Mas eu também estava perdendo.
— Eu sinto muito. — Disse, em uma tentativa de consolar a sua alma abatida. Mas tenho certeza que nenhuma palavra no vocabulário seria suficiente para sarar a ferida que morrer deixou em sua alma.
— Eu sei que sente, deve ser igualmente doloroso para você. — Declarou. — Pois afinal... não tem visto ela, né? — Suas palavras foram como um soco em meu peito, trazendo a dor de ter que manter a distância para salvar a sua vida.
— É o certo. Não posso mantê-la por perto sabendo que posso tirar a sua vida. — Respondi, olhando nos seus olhos e percebendo que já me encarava curiosa.
— Quem te garante que eles não irão atrás dela mesmo com a sua distância? — Perguntou seriamente, com a testa franzida e os braços ainda cruzados.
— Eles não irão... se ela não me ajudar eles não... — Minha voz foi se perdendo aos poucos, preso no pensamento de que eles realmente poderiam ir atrás dela.
— Já parou para pensar porque eles a querem? — Franzi o cenho, confuso. Ísis endireitou a sua postura e arregalou os olhos. — Já pensou que... que talvez ela seja o seu assunto inacabado? Talvez não seja para ela te ajudar com assunto, talvez o assunto seja ela! — Ísis levou as mãos até sua cabeça, me encarando como se aquilo fizesse sentido o tempo inteiro. — Isso explica o porquê ela te enxerga, porque te devolve a vida quando te toca, porque você retornou a cidade da família dela já que a sua não mora mais aqui... E se o assunto for ela?
— Isso não faz sentido algum, Ísis. — Eu balancei a cabeça para os lados. Seu pensamento estava completamente fora de lógica, pois a minha frase diz que eu deveria encontrar alguém para me amar e faria mais sentido fazer alguém que já me viu em vida me amar, Ayla me viu em vida quando ainda era muito nova e...
Dez anos se passaram desde que eu morri.
Dez anos se passaram desde que eu morri para que eu pudesse fazê-la me amar quando já soubesse o que é o amor...
— Espera... — Ergui o meu corpo, olhando para ela com o mesmo choque e surpresa que ela me olhava a minutos atrás.
— Agora que sua ficha caiu? — Um sorriso debochado surgiu em seus lábios. — Ayla é seu assunto inacabado.
— Mas isso ainda não faz sentido para mim... porque Deus decidiu que eu deveria ama-la para prosseguir para o pós vida? — Muitos questionamentos surgiam em minha cabeça.

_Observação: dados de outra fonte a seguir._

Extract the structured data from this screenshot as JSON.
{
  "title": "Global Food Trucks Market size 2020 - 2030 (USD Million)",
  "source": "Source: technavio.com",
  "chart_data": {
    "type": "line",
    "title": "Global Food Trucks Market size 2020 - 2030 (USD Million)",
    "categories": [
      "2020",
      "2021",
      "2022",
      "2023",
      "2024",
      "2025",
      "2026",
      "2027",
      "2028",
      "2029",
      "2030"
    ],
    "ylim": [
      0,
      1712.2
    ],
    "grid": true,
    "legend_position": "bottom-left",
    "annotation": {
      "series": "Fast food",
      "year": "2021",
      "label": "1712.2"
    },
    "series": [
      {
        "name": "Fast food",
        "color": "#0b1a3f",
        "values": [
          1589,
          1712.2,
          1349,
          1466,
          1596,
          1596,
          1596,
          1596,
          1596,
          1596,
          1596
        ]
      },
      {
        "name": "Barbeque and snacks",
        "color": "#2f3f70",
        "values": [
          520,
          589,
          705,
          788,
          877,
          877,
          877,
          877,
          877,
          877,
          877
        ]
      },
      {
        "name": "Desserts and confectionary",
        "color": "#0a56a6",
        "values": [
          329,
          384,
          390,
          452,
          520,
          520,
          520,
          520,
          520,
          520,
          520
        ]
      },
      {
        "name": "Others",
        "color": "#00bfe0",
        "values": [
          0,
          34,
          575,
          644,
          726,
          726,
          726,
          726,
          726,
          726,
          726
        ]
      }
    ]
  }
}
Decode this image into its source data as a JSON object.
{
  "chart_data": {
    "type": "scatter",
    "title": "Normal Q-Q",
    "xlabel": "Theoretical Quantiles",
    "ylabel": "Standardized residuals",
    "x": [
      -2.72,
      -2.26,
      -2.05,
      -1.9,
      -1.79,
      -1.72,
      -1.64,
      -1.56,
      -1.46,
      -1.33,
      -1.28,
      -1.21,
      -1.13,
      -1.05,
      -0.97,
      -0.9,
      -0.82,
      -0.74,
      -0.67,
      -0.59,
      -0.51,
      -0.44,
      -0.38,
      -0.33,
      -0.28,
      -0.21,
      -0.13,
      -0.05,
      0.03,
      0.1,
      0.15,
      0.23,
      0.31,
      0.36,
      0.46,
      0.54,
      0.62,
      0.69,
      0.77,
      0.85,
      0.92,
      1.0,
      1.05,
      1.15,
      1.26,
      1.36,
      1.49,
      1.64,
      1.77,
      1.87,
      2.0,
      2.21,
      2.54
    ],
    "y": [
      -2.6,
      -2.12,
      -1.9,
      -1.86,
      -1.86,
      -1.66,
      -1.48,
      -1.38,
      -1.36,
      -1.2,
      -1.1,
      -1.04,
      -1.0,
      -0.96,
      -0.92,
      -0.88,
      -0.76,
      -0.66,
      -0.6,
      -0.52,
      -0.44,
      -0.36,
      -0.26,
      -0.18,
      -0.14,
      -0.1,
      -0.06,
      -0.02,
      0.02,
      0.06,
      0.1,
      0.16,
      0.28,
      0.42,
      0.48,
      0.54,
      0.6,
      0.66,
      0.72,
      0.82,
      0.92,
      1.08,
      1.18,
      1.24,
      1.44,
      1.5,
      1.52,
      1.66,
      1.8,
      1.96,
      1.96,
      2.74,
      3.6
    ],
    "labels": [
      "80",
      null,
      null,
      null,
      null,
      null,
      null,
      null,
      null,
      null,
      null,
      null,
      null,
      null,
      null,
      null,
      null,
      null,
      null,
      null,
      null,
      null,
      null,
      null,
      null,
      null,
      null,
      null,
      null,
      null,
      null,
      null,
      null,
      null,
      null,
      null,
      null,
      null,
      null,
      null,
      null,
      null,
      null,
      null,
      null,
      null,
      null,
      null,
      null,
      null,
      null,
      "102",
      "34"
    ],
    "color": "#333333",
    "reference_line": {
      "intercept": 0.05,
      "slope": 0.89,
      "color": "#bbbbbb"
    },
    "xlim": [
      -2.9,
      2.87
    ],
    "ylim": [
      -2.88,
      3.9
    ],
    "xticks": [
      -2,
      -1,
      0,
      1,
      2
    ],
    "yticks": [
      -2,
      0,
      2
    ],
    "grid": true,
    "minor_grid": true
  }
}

— Talvez isso estava escrito no destino de vocês. Talvez Ayla seja a sua alma gêmea, mas por um momento você se descuidou e acabou pondo um ponto final na história que nem chegaram a construir. Você interrompeu o destino, você interrompeu o que estava escrito no livro da vida. E é por isso que é um assunto inacabado, e é por isso também que você é o único que pode resolver. Pois você interrompeu a história que estava sendo construída por Deus. — Ela falava sem parar, criando milhares de teorias enquanto a minha mente parecia perdida no meio de toda aquela informação. — Talvez seja por isso que sejamos os únicos culpados por tudo aquilo que enfrentamos. Pois Deus escreve histórias perfeitas até resolvermos tomar a frente e mudar o roteiro.
Minha mente mergulhou em suas palavras, presa na ideia que prevalecia dentro de mim. Algo que ardia e dizia que aquilo era certo. Que era certo manter Ayla por perto pois estava escrito nas estrelas que nos apaixonaríamos.
E era por isso que eu adorava observar as estrelas todas as noites.